For Loope, keeping a peer-reviewed paper from being considered in the lawsuit is suspect. “I have a lot of sympathy for the Service, because [modeling tortoise population projections] is a really difficult thing to do, but they shouldn’t be defending bad science,” Loope said. “If they think we’re wrong, they could explain that, but they are trying to block the judge from considering it at all.”
In response to why they want to have this study disallowed rather than trying to disprove what Loope and his colleagues are arguing, Folt himself and a USFWS spokesperson pointed to the rebuttal to the Loope team letter. “The Service does not comment on proposed or pending litigation,” the USFWS spokesperson said.

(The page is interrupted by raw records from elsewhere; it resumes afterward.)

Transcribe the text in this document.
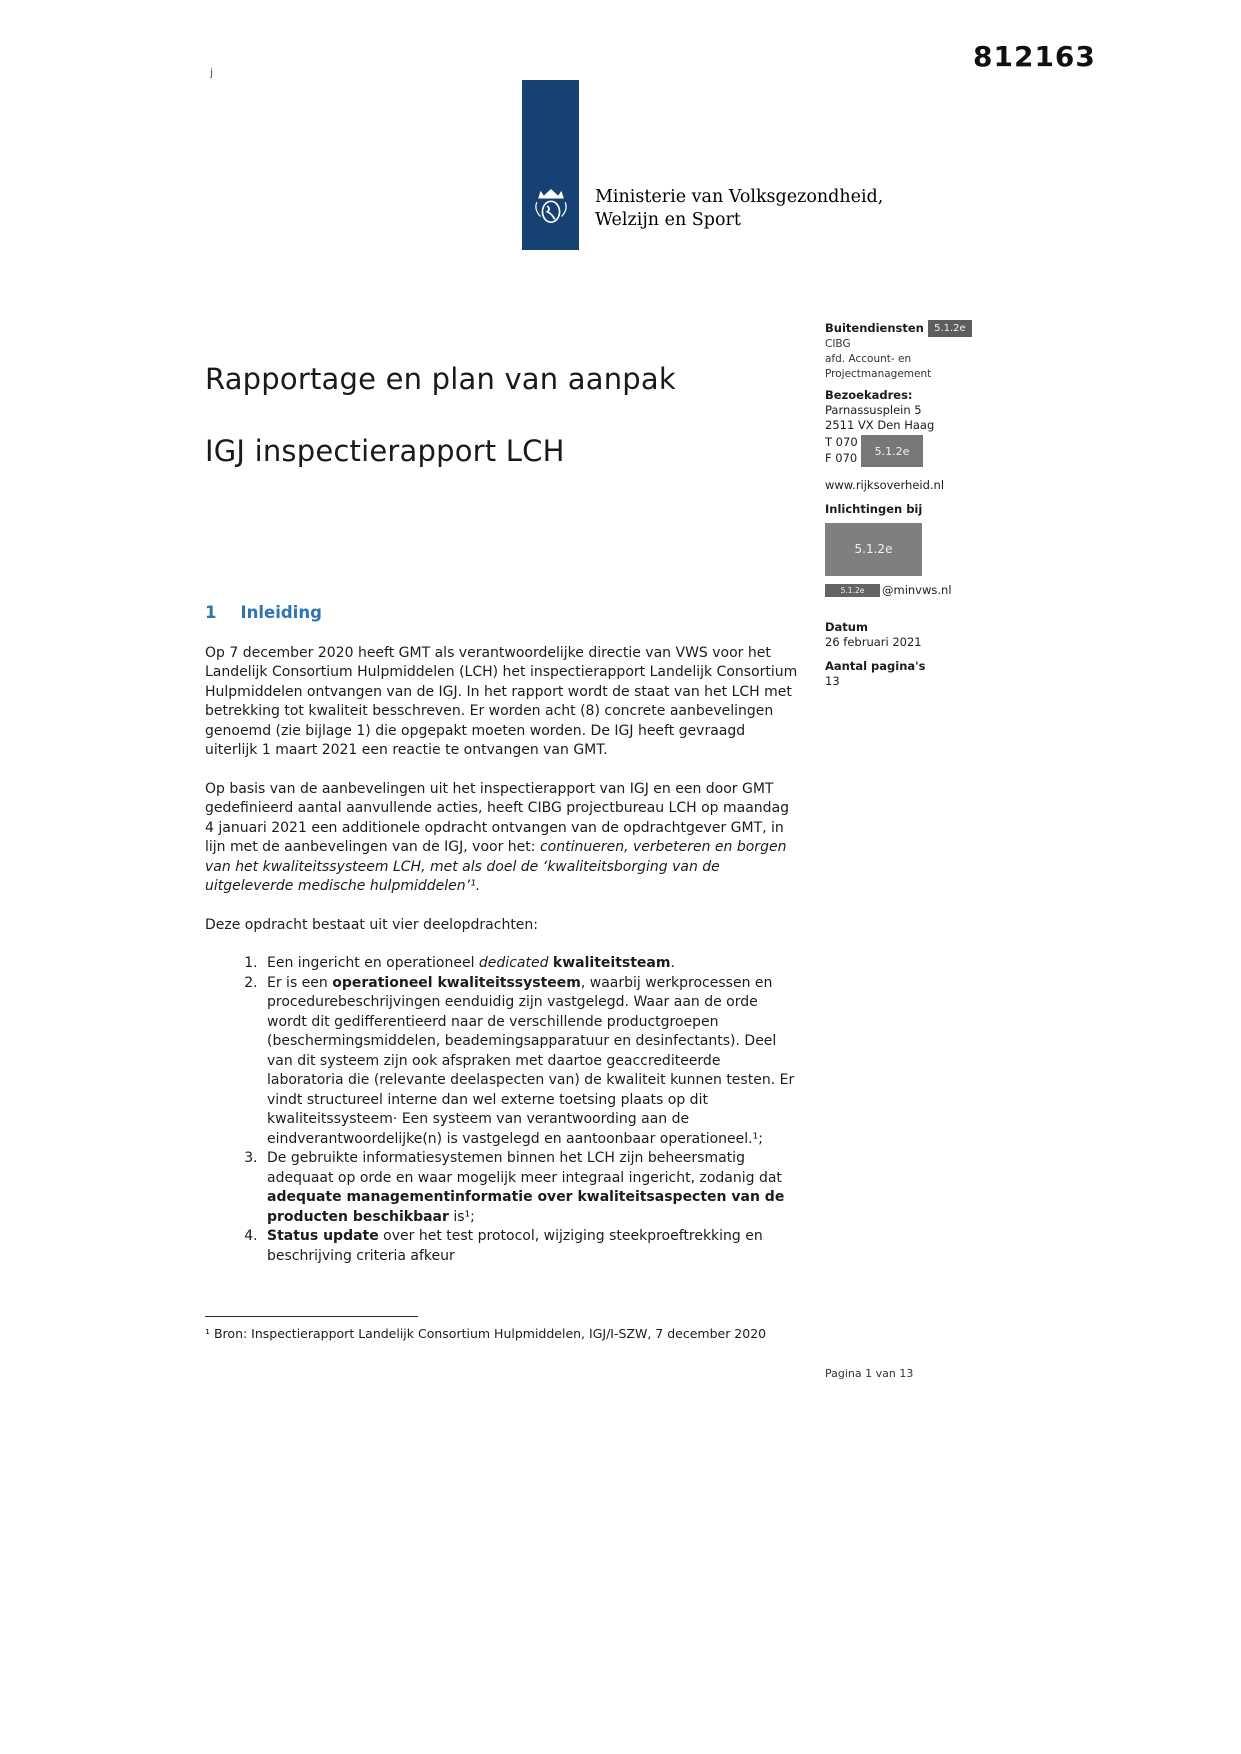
812163
j
Ministerie van Volksgezondheid,
Welzijn en Sport
Buitendiensten	5.1.2e
CIBG
afd. Account- en
Projectmanagement
Bezoekadres:
Parnassusplein 5
2511 VX Den Haag
T 070
F 070	5.1.2e
www.rijksoverheid.nl
Inlichtingen bij
5.1.2e
5.1.2e	@minvws.nl
Datum
26 februari 2021
Aantal pagina's
13
Rapportage en plan van aanpak
IGJ inspectierapport LCH
1 Inleiding

Op 7 december 2020 heeft GMT als verantwoordelijke directie van VWS voor het Landelijk Consortium Hulpmiddelen (LCH) het inspectierapport Landelijk Consortium Hulpmiddelen ontvangen van de IGJ. In het rapport wordt de staat van het LCH met betrekking tot kwaliteit besschreven. Er worden acht (8) concrete aanbevelingen genoemd (zie bijlage 1) die opgepakt moeten worden. De IGJ heeft gevraagd uiterlijk 1 maart 2021 een reactie te ontvangen van GMT.

Op basis van de aanbevelingen uit het inspectierapport van IGJ en een door GMT gedefinieerd aantal aanvullende acties, heeft CIBG projectbureau LCH op maandag 4 januari 2021 een additionele opdracht ontvangen van de opdrachtgever GMT, in lijn met de aanbevelingen van de IGJ, voor het: continueren, verbeteren en borgen van het kwaliteitssysteem LCH, met als doel de ‘kwaliteitsborging van de uitgeleverde medische hulpmiddelen’¹.

Deze opdracht bestaat uit vier deelopdrachten:
1. Een ingericht en operationeel dedicated kwaliteitsteam.
2. Er is een operationeel kwaliteitssysteem, waarbij werkprocessen en procedurebeschrijvingen eenduidig zijn vastgelegd. Waar aan de orde wordt dit gedifferentieerd naar de verschillende productgroepen (beschermingsmiddelen, beademingsapparatuur en desinfectants). Deel van dit systeem zijn ook afspraken met daartoe geaccrediteerde laboratoria die (relevante deelaspecten van) de kwaliteit kunnen testen. Er vindt structureel interne dan wel externe toetsing plaats op dit kwaliteitssysteem· Een systeem van verantwoording aan de eindverantwoordelijke(n) is vastgelegd en aantoonbaar operationeel.¹;
3. De gebruikte informatiesystemen binnen het LCH zijn beheersmatig adequaat op orde en waar mogelijk meer integraal ingericht, zodanig dat adequate managementinformatie over kwaliteitsaspecten van de producten beschikbaar is¹;
4. Status update over het test protocol, wijziging steekproeftrekking en beschrijving criteria afkeur
¹ Bron: Inspectierapport Landelijk Consortium Hulpmiddelen, IGJ/I-SZW, 7 december 2020
Pagina 1 van 13
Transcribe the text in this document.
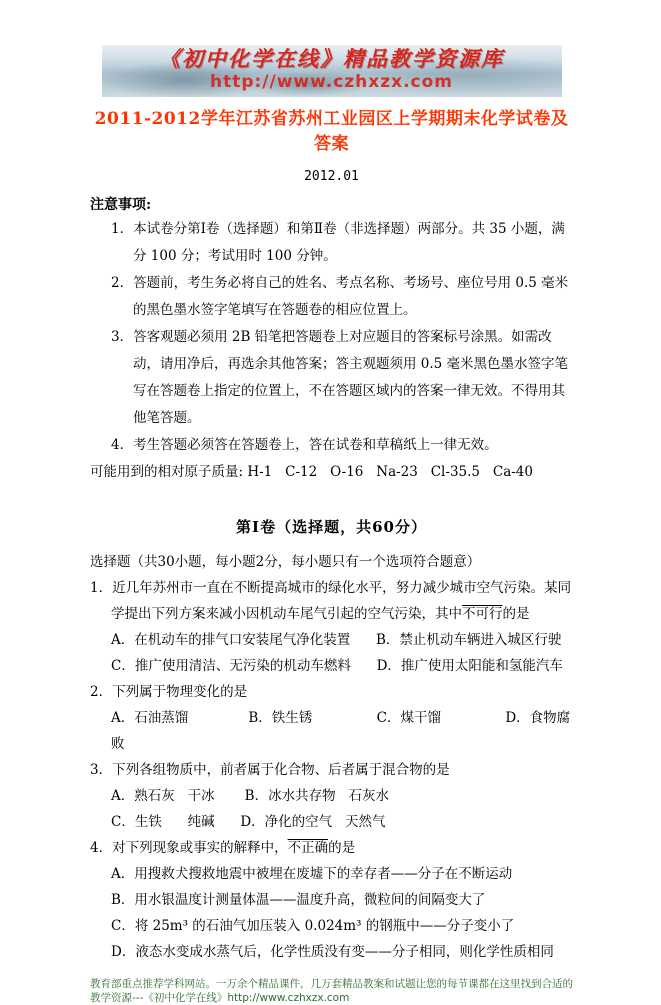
《初中化学在线》精品教学资源库
http://www.czhxzx.com
2011-2012学年江苏省苏州工业园区上学期期末化学试卷及答案
2012.01
注意事项:
1．本试卷分第Ⅰ卷（选择题）和第Ⅱ卷（非选择题）两部分。共 35 小题，满分 100 分；考试用时 100 分钟。
2．答题前，考生务必将自己的姓名、考点名称、考场号、座位号用 0.5 毫米的黑色墨水签字笔填写在答题卷的相应位置上。
3．答客观题必须用 2B 铅笔把答题卷上对应题目的答案标号涂黑。如需改动，请用净后，再选余其他答案；答主观题须用 0.5 毫米黑色墨水签字笔写在答题卷上指定的位置上，不在答题区域内的答案一律无效。不得用其他笔答题。
4．考生答题必须答在答题卷上，答在试卷和草稿纸上一律无效。
可能用到的相对原子质量: H-1   C-12   O-16   Na-23   Cl-35.5   Ca-40
第Ⅰ卷（选择题，共60分）
选择题（共30小题，每小题2分，每小题只有一个选项符合题意）
1．近几年苏州市一直在不断提高城市的绿化水平，努力减少城市空气污染。某同学提出下列方案来减小因机动车尾气引起的空气污染，其中不可行的是
A．在机动车的排气口安装尾气净化装置      B．禁止机动车辆进入城区行驶
C．推广使用清洁、无污染的机动车燃料      D．推广使用太阳能和氢能汽车
2．下列属于物理变化的是
A．石油蒸馏              B．铁生锈               C．煤干馏               D．食物腐败
3．下列各组物质中，前者属于化合物、后者属于混合物的是
A．熟石灰   干冰       B．冰水共存物   石灰水
C．生铁      纯碱      D．净化的空气   天然气
4．对下列现象或事实的解释中，不正确的是
A．用搜救犬搜救地震中被埋在废墟下的幸存者——分子在不断运动
B．用水银温度计测量体温——温度升高，微粒间的间隔变大了
C．将 25m³ 的石油气加压装入 0.024m³ 的钢瓶中——分子变小了
D．液态水变成水蒸气后，化学性质没有变——分子相同，则化学性质相同
教育部重点推荐学科网站。一万余个精品课件，几万套精品教案和试题让您的每节课都在这里找到合适的教学资源---《初中化学在线》http://www.czhxzx.com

The rebuttal in question is only three paragraphs long. In it, the authors of the Folt et al. study defend the way they dealt with immigration, noting, “our comprehensive review found that little was quantified about gopher tortoise immigration, and the approach we devised, with expert input and review, was intuitively and computationally simple within the population projection structure we had created. Because of the lack of quantifiable data, we note that any immigration function developed for this system would be hypothetical, and thus we tested the model output for sensitivity to the immigration rate.”
Nonetheless, they seem to acknowledge that placing a limit on how many tortoises might immigrate might improve predictions. “Because of the hypothetical nature and the exhibited high sensitivity, immigration might be an area for improvement in future modeling efforts,” Folt and his colleagues stated.